Osculating circles: Find the equation of the osculating circle to the given function at the specified value of t.

$\mathbf{r}\left(t\right)=⟨\alpha \sin \beta t,\alpha \cos \beta t⟩,t=0$

We are given,

$\mathbf{r}\left(t\right)=⟨\alpha \sin \beta t,\alpha \cos \beta t⟩,t=0$

Calculate the graph of vector function $r\left(0\right)$, normal vector $N\left(0\right)$ and curvature k should be calculated,

$$\begin{gathered} r\left(t\right)=⟨\alpha \sin \beta t,\alpha \cos \beta t⟩ \\ r\left(0\right)=⟨\alpha \sin 0,\alpha \cos 0⟩ \\ =⟨0,\alpha ⟩ \\ {r}^{\text{'}}\left(t\right)=⟨\alpha \beta \cos \beta t,-\alpha \beta \sin \beta t⟩ \\ ||r^{\text{'}}\left(t\right)||=\sqrt{(\alpha \beta \cos \beta t{)}^2+(-\alpha \beta \sin \beta t{)}^2} \\ =\sqrt{{\alpha }^2{\beta }^2} \\ =\alpha \beta \end{gathered}$$

The unit tangent is given by.

$$\begin{gathered} T\left(t\right)=\frac{r^{\text{'}}\left(t\right)}{||r^{\text{'}}\left(t\right)||} \\ T\left(t\right)=\frac{⟨\alpha \beta \cos \beta t,-\alpha \beta \sin \beta t⟩}{\alpha \beta } \\ =⟨\cos \beta t,-\sin \beta t⟩ \\ {T}^{\text{'}}\left(t\right)=⟨-\beta \sin \beta t,-\beta \cos \beta t⟩ \\ ||T^{\text{'}}\left(t\right)||=\sqrt{(-\beta \sin \beta t{)}^2+(-\beta \cos \beta t{)}^2} \\ =\sqrt{{\beta }^2\left({\sin }^2\beta t+{\cos }^2\beta t\right)} \\ =\beta \\ N\left(t\right)=\frac{T^{\text{'}}\left(t\right)}{||T^{\text{'}}\left(t\right)||} \\ =\frac{⟨-\beta \sin \beta t,-\beta \cos \beta t⟩}{\beta } \\ =⟨-\sin \beta t,-\cos \beta t⟩ \\ N\left(0\right)=⟨-\sin 0,-\cos 0⟩ \\ =⟨0,-1⟩ \end{gathered}$$

Thus the principal unit normal vector is,

$N\left(0\right)=⟨0,-1⟩$

The next step is to determine the curvature k at $t=0$.

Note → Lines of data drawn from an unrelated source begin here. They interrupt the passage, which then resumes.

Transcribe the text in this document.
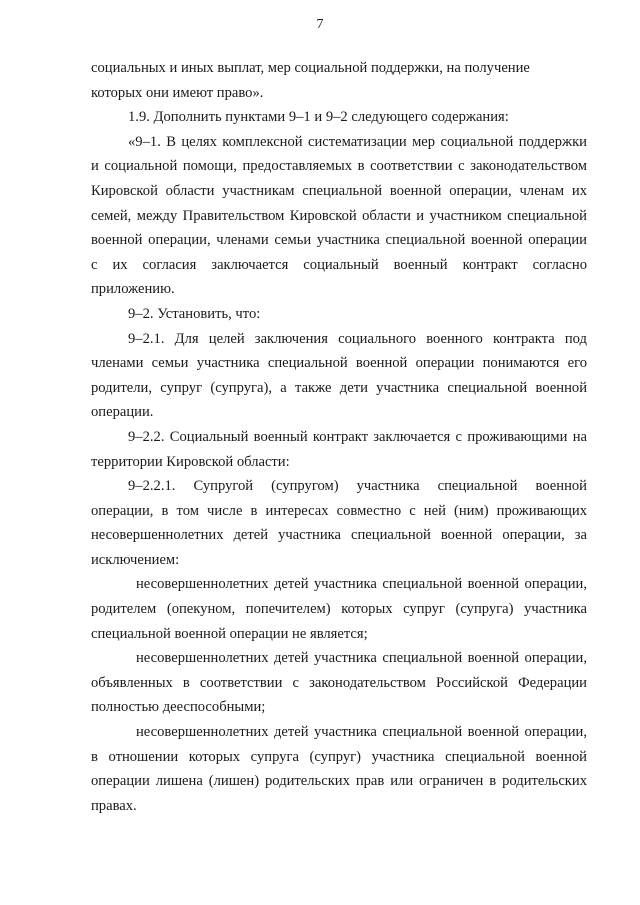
7
социальных и иных выплат, мер социальной поддержки, на получение
которых они имеют право».
1.9. Дополнить пунктами 9–1 и 9–2 следующего содержания:
«9–1. В целях комплексной систематизации мер социальной поддержки
и социальной помощи, предоставляемых в соответствии с законодательством
Кировской области участникам специальной военной операции, членам их
семей, между Правительством Кировской области и участником специальной
военной операции, членами семьи участника специальной военной операции
с их согласия заключается социальный военный контракт согласно
приложению.
9–2. Установить, что:
9–2.1. Для целей заключения социального военного контракта под
членами семьи участника специальной военной операции понимаются его
родители, супруг (супруга), а также дети участника специальной военной
операции.
9–2.2. Социальный военный контракт заключается с проживающими на
территории Кировской области:
9–2.2.1. Супругой (супругом) участника специальной военной
операции, в том числе в интересах совместно с ней (ним) проживающих
несовершеннолетних детей участника специальной военной операции, за
исключением:
несовершеннолетних детей участника специальной военной операции,
родителем (опекуном, попечителем) которых супруг (супруга) участника
специальной военной операции не является;
несовершеннолетних детей участника специальной военной операции,
объявленных в соответствии с законодательством Российской Федерации
полностью дееспособными;
несовершеннолетних детей участника специальной военной операции,
в отношении которых супруга (супруг) участника специальной военной
операции лишена (лишен) родительских прав или ограничен в родительских
правах.
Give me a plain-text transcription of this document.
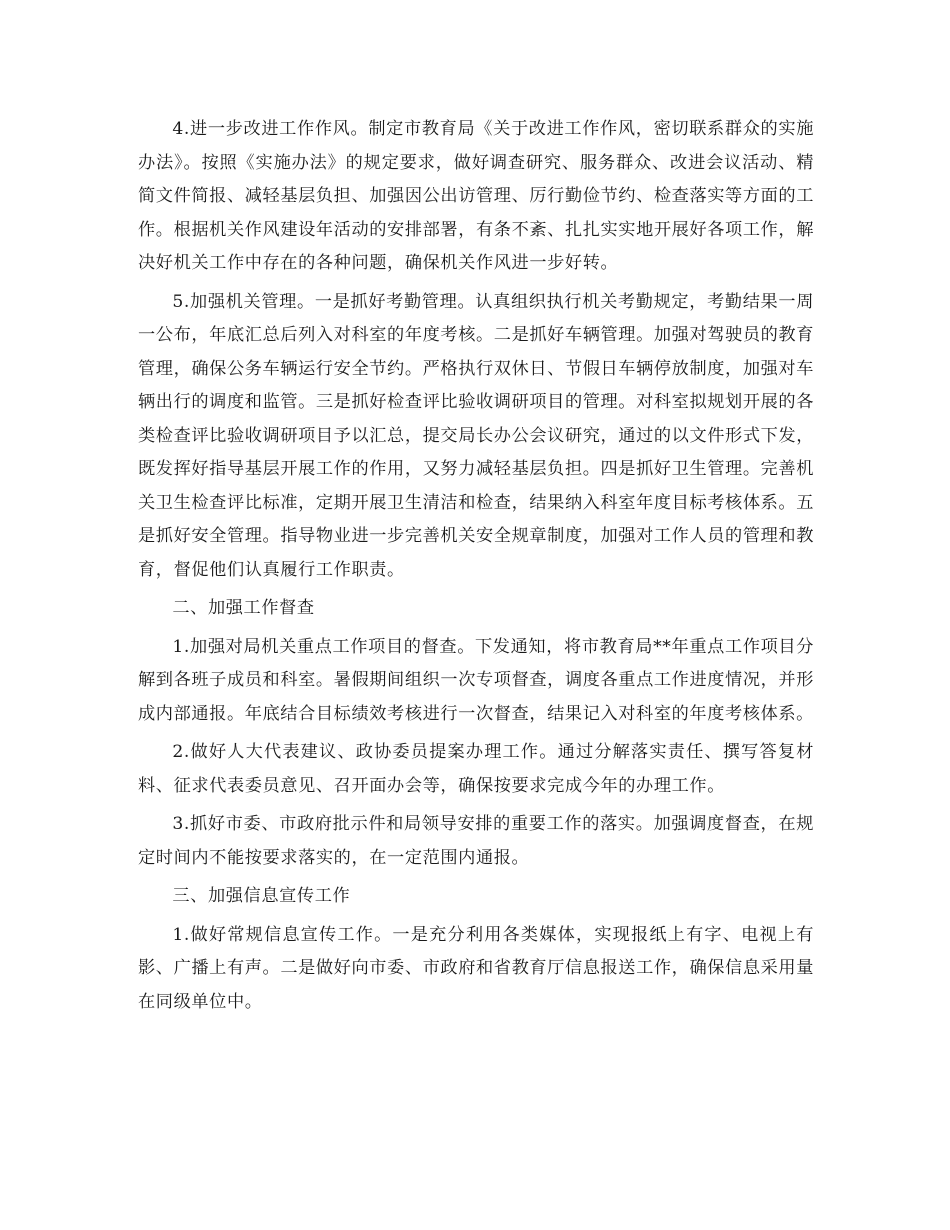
4.进一步改进工作作风。制定市教育局《关于改进工作作风，密切联系群众的实施办法》。按照《实施办法》的规定要求，做好调查研究、服务群众、改进会议活动、精简文件简报、减轻基层负担、加强因公出访管理、厉行勤俭节约、检查落实等方面的工作。根据机关作风建设年活动的安排部署，有条不紊、扎扎实实地开展好各项工作，解决好机关工作中存在的各种问题，确保机关作风进一步好转。

5.加强机关管理。一是抓好考勤管理。认真组织执行机关考勤规定，考勤结果一周一公布，年底汇总后列入对科室的年度考核。二是抓好车辆管理。加强对驾驶员的教育管理，确保公务车辆运行安全节约。严格执行双休日、节假日车辆停放制度，加强对车辆出行的调度和监管。三是抓好检查评比验收调研项目的管理。对科室拟规划开展的各类检查评比验收调研项目予以汇总，提交局长办公会议研究，通过的以文件形式下发，既发挥好指导基层开展工作的作用，又努力减轻基层负担。四是抓好卫生管理。完善机关卫生检查评比标准，定期开展卫生清洁和检查，结果纳入科室年度目标考核体系。五是抓好安全管理。指导物业进一步完善机关安全规章制度，加强对工作人员的管理和教育，督促他们认真履行工作职责。

二、加强工作督查

1.加强对局机关重点工作项目的督查。下发通知，将市教育局**年重点工作项目分解到各班子成员和科室。暑假期间组织一次专项督查，调度各重点工作进度情况，并形成内部通报。年底结合目标绩效考核进行一次督查，结果记入对科室的年度考核体系。

2.做好人大代表建议、政协委员提案办理工作。通过分解落实责任、撰写答复材料、征求代表委员意见、召开面办会等，确保按要求完成今年的办理工作。

3.抓好市委、市政府批示件和局领导安排的重要工作的落实。加强调度督查，在规定时间内不能按要求落实的，在一定范围内通报。

三、加强信息宣传工作

1.做好常规信息宣传工作。一是充分利用各类媒体，实现报纸上有字、电视上有影、广播上有声。二是做好向市委、市政府和省教育厅信息报送工作，确保信息采用量在同级单位中。
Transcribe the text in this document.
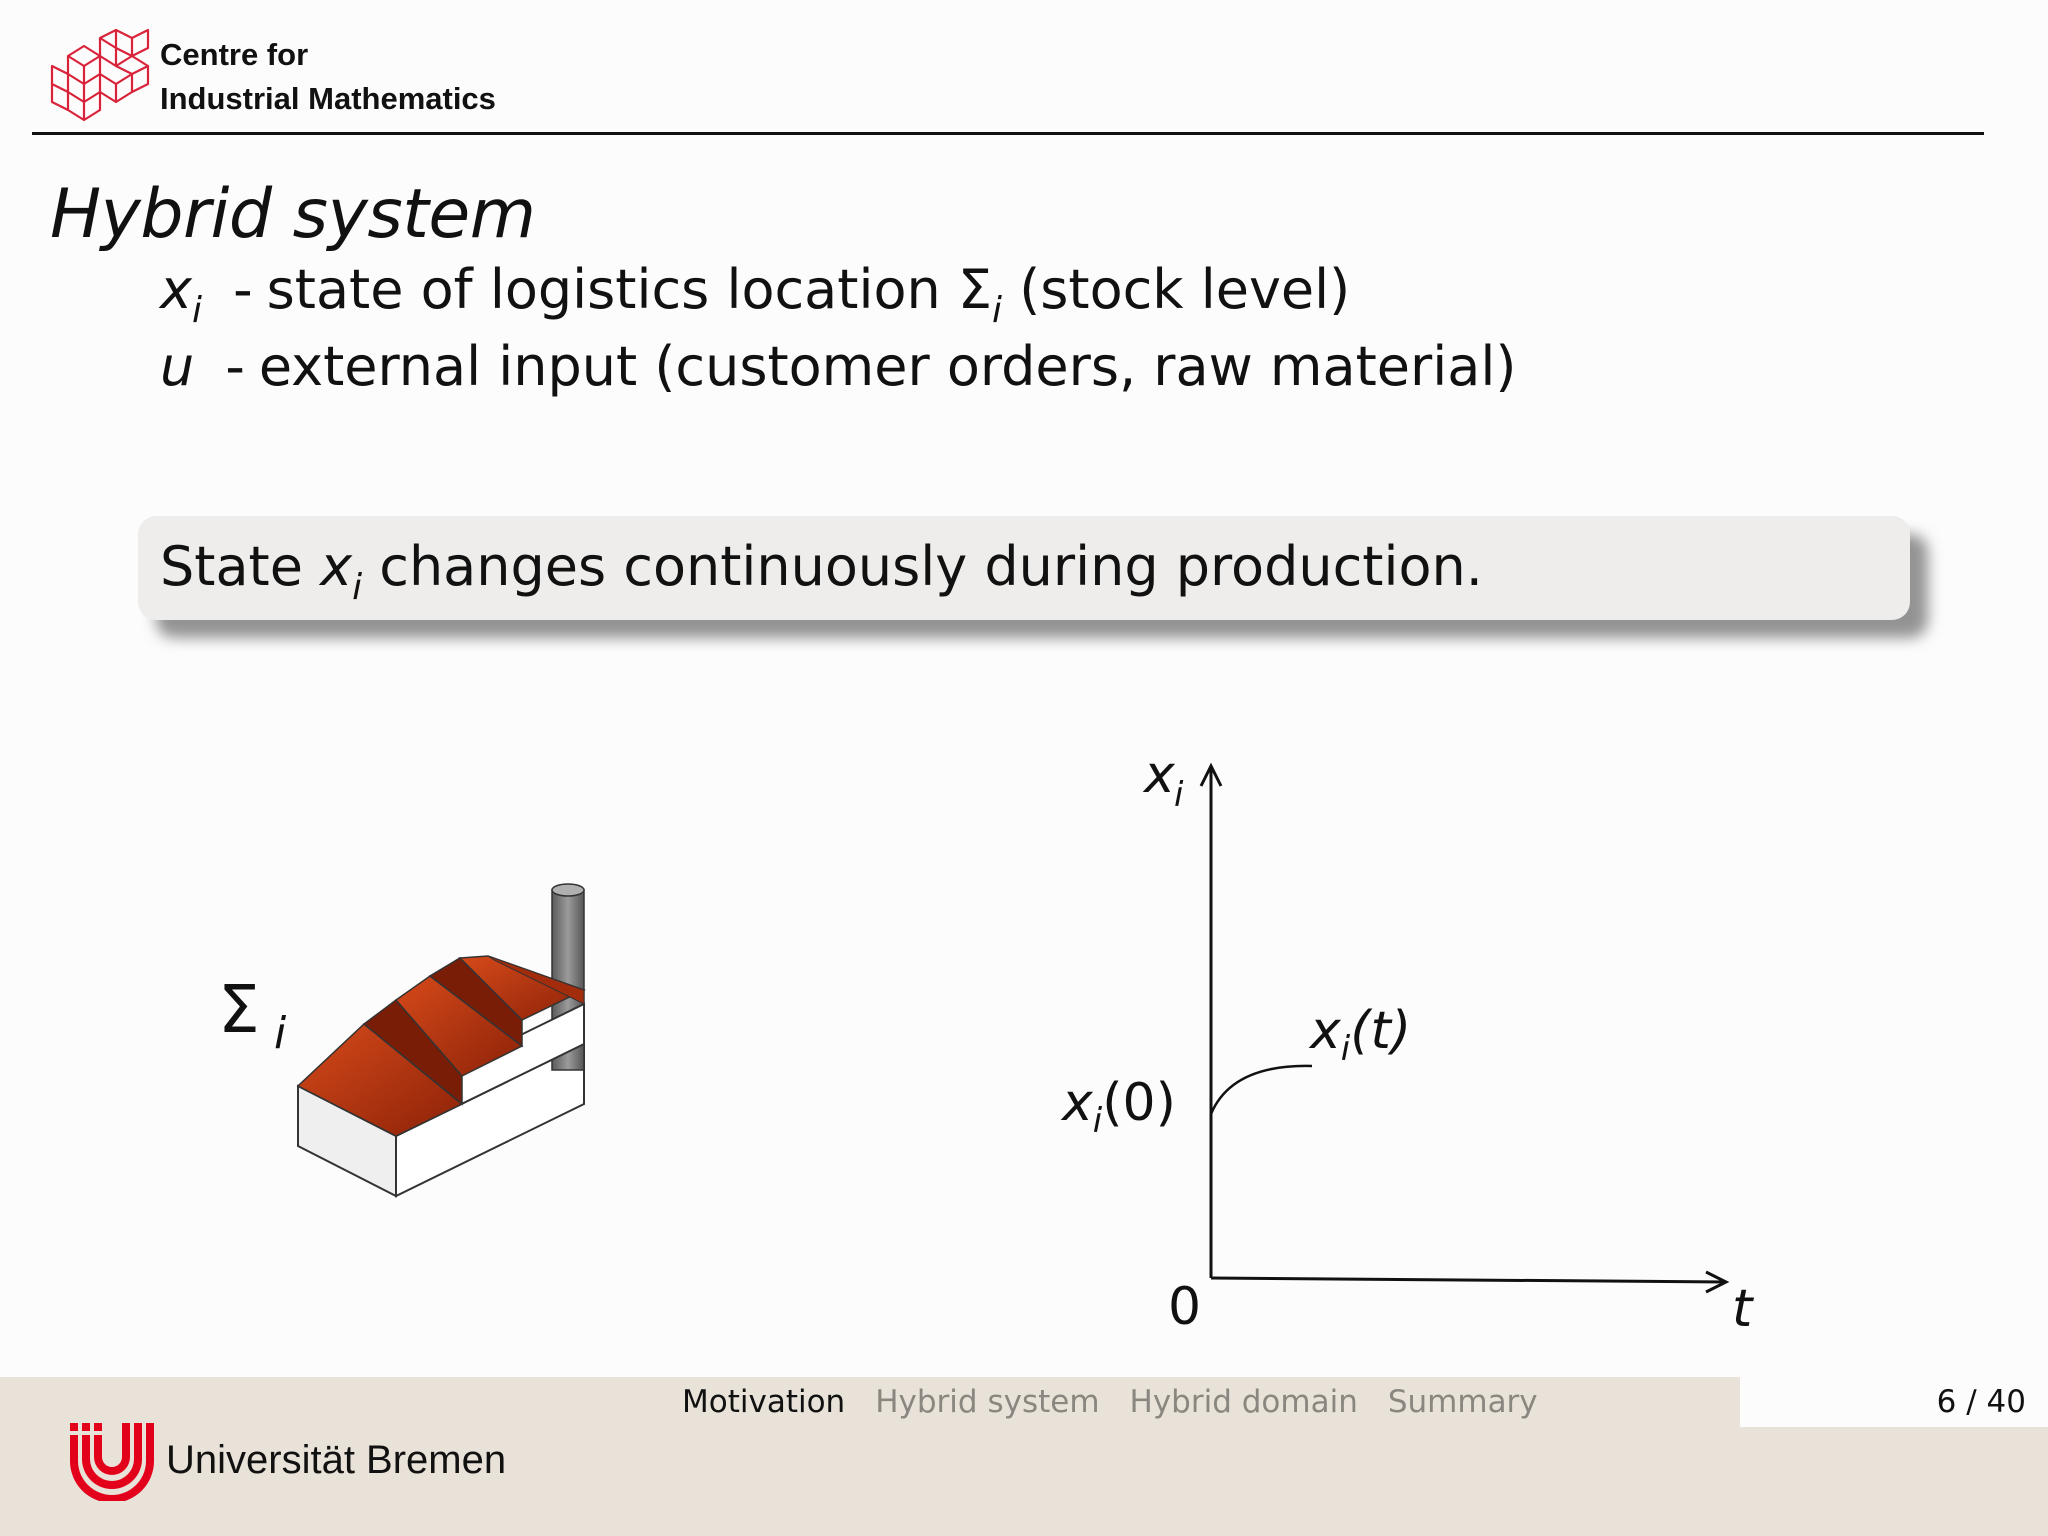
Centre for
Industrial Mathematics
Hybrid system
$x_i$ - state of logistics location $\Sigma_i$ (stock level)
u - external input (customer orders, raw material)
State $x_i$ changes continuously during production.
Σ i
x i
0	t
$x_i(0)$
$x_i(t)$
6 / 40
Motivation Hybrid system Hybrid domain Summary
Universität Bremen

For this $||T^{\text{'}}\left(0\right)||$and $||r^{\text{'}}\left(0\right)||$are to be calculated.

since $||T^{\text{'}}\left(t\right)||=\beta$

so $||T^{\text{'}}\left(0\right)||=\beta$

since $||r^{\text{'}}\left(t\right)||=\alpha \beta$

so $||r^{\text{'}}\left(0\right)||=\alpha \beta$

The curvature k of C at a point on the curve is given by,

$$\begin{gathered} k=\frac{||T^{\text{'}}\left(0\right)||}{||r^{\text{'}}\left(0\right)||} \\ k=\frac{\beta }{\alpha \beta } \\ =\frac{1}{\alpha } \end{gathered}$$

The radius of the curvature $\rho$ of C is given by $\rho =\frac{1}{k}$.

$$\begin{gathered} \rho =\frac{1}{\frac{1}{\alpha }} \\ =\alpha \end{gathered}$$

The center of the osculating circle is given by

$$\begin{gathered} r\left(0\right)+\frac{1}{k}N\left(0\right)=⟨0,\alpha ⟩+\alpha ⟨0,-1⟩ \\ =⟨0,\alpha -\alpha ⟩ \\ =⟨0,0⟩ \end{gathered}$$

So the osculating circle is,

$$\begin{gathered} (x-0{)}^2+(y-0{)}^2={\alpha }^2 \\ {x}^2+y^2={\alpha }^2 \end{gathered}$$